Launched Wednesday, RightNetwork bills itself as “an entertainment network for right minded Americans.” Mr. Grammer, an investor and spokesman, told the Associated Press that the network sprang from his desire, and that of some of his friends, “to stop allowing people who hate us to define us.”
Unlike the blanket nationwide distribution enjoyed by Fox News and Rush Limbaugh, RightNetwork is available online and to Verizon FiOS subscribers through a video-on-demand option. The network will also provide content to Nokia through its Ovi mobile store, RightNetwork said in a press release.
It is difficult to build widespread brand awareness through the video-on-demand approach without spending huge sums for marketing, say industry analysts.
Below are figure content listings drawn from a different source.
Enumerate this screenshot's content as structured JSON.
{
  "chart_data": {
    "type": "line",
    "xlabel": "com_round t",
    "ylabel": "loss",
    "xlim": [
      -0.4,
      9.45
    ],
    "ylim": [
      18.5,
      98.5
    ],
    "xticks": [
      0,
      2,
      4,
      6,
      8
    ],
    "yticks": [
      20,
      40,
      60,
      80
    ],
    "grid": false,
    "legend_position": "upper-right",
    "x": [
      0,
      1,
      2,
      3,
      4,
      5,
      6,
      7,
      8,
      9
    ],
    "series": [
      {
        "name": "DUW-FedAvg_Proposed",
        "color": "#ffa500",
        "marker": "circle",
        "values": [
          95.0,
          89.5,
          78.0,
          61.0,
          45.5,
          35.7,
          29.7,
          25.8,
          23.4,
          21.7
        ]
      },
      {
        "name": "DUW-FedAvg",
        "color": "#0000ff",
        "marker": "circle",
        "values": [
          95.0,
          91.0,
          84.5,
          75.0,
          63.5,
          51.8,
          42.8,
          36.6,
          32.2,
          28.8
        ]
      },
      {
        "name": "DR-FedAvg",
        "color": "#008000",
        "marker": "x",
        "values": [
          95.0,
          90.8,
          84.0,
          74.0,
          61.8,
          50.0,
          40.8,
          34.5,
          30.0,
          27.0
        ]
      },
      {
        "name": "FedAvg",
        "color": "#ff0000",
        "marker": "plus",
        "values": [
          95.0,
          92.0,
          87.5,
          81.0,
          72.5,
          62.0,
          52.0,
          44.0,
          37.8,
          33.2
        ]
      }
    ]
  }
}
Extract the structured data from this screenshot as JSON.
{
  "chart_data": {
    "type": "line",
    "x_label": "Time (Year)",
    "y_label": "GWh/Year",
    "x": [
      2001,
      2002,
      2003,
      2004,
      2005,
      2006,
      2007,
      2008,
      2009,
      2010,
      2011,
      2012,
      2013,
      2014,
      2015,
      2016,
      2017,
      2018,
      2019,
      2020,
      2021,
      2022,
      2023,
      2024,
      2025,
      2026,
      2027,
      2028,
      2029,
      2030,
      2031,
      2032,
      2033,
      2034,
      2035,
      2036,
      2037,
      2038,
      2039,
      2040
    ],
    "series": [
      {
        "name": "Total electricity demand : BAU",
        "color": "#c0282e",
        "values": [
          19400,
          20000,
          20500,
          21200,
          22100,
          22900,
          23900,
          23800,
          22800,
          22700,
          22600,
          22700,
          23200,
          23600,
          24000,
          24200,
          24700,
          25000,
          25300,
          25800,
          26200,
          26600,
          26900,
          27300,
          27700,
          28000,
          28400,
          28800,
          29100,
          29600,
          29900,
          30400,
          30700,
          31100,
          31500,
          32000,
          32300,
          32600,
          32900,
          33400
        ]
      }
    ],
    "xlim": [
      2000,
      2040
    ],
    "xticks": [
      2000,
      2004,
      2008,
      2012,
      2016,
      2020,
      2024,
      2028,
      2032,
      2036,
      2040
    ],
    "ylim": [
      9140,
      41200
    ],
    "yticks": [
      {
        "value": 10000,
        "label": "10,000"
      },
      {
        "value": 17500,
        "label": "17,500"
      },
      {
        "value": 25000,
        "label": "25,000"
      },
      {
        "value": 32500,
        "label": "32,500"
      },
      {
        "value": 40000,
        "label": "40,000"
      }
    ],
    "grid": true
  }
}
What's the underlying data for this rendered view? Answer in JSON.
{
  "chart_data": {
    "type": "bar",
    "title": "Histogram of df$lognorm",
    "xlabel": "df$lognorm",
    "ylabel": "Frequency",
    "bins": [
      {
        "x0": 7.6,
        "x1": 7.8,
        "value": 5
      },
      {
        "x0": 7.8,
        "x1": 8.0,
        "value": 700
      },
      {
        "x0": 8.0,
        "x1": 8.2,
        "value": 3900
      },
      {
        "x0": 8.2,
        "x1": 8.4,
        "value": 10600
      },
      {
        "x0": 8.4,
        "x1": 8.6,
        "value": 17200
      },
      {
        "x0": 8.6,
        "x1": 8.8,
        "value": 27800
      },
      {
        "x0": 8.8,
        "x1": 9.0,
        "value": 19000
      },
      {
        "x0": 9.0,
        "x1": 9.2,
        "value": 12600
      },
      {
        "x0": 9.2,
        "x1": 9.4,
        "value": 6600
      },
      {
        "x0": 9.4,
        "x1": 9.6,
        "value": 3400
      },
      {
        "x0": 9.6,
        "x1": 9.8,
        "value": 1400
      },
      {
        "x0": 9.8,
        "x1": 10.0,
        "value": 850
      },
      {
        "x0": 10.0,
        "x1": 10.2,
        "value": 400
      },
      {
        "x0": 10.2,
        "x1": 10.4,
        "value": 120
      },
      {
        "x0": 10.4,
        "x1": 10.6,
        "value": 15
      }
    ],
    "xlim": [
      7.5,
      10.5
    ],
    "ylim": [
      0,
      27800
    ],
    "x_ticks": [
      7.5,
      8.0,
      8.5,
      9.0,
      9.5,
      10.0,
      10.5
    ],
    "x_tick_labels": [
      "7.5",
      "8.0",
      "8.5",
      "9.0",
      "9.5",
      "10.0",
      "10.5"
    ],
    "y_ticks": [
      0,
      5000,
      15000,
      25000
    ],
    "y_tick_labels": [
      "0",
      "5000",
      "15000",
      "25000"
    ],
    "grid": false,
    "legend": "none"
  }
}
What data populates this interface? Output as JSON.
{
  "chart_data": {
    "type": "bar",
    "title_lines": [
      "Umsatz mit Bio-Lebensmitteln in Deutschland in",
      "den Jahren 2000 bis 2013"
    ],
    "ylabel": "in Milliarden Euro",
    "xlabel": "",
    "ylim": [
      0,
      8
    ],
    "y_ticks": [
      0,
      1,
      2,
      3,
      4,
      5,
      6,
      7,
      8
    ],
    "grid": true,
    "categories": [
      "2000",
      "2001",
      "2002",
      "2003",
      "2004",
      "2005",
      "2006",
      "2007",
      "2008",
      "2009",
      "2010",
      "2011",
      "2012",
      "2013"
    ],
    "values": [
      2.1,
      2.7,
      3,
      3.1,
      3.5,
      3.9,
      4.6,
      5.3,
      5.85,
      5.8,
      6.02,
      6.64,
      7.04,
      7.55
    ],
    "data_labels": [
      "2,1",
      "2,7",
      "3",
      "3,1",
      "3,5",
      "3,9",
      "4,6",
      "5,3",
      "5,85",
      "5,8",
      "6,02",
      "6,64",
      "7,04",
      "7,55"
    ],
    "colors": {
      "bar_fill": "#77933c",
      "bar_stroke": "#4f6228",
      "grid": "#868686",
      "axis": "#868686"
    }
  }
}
Beyond the business challenges, it remains to be seen whether RightNetwork will have programming that can draw a commercially viable audience. It will present a mix of original programming and reruns of conservative standbys like William F. Buckley’s “Firing Line” and Milton Friedman’s “Uncommon Knowledge.”
A major original offering is “Running,” a series that focuses on conservative congressional candidates in uphill battles. The first episode spotlights John Dennis, who is running against House Speaker Nancy Pelosi, and Ari David, whose opponent is Rep. Henry Waxman, chairman of the House Oversight and Government Reform Committee.
Coverage of candidate Dennis includes shots of his wife leaving the house shortly after 5 a.m. to go to work, while he feeds the family dogs. Candidate David is heard exclaiming, “I have nothing to lose,” in opposing Representative Waxman and later is seen making calls to donors while his young daughter Lucy cries in the background.
Let’s just say you would need an intense interest in politics to find this entertaining.
In full disclosure, it is worth noting that some Monitor staffers, including this writer, were part of the Monitor’s own ill-fated and expensive efforts to start a Monitor cable channel in the early 1990s. One lesson was how tough it is to launch and sustain a new video enterprise. But then, we didn’t have Frasier to tell our story.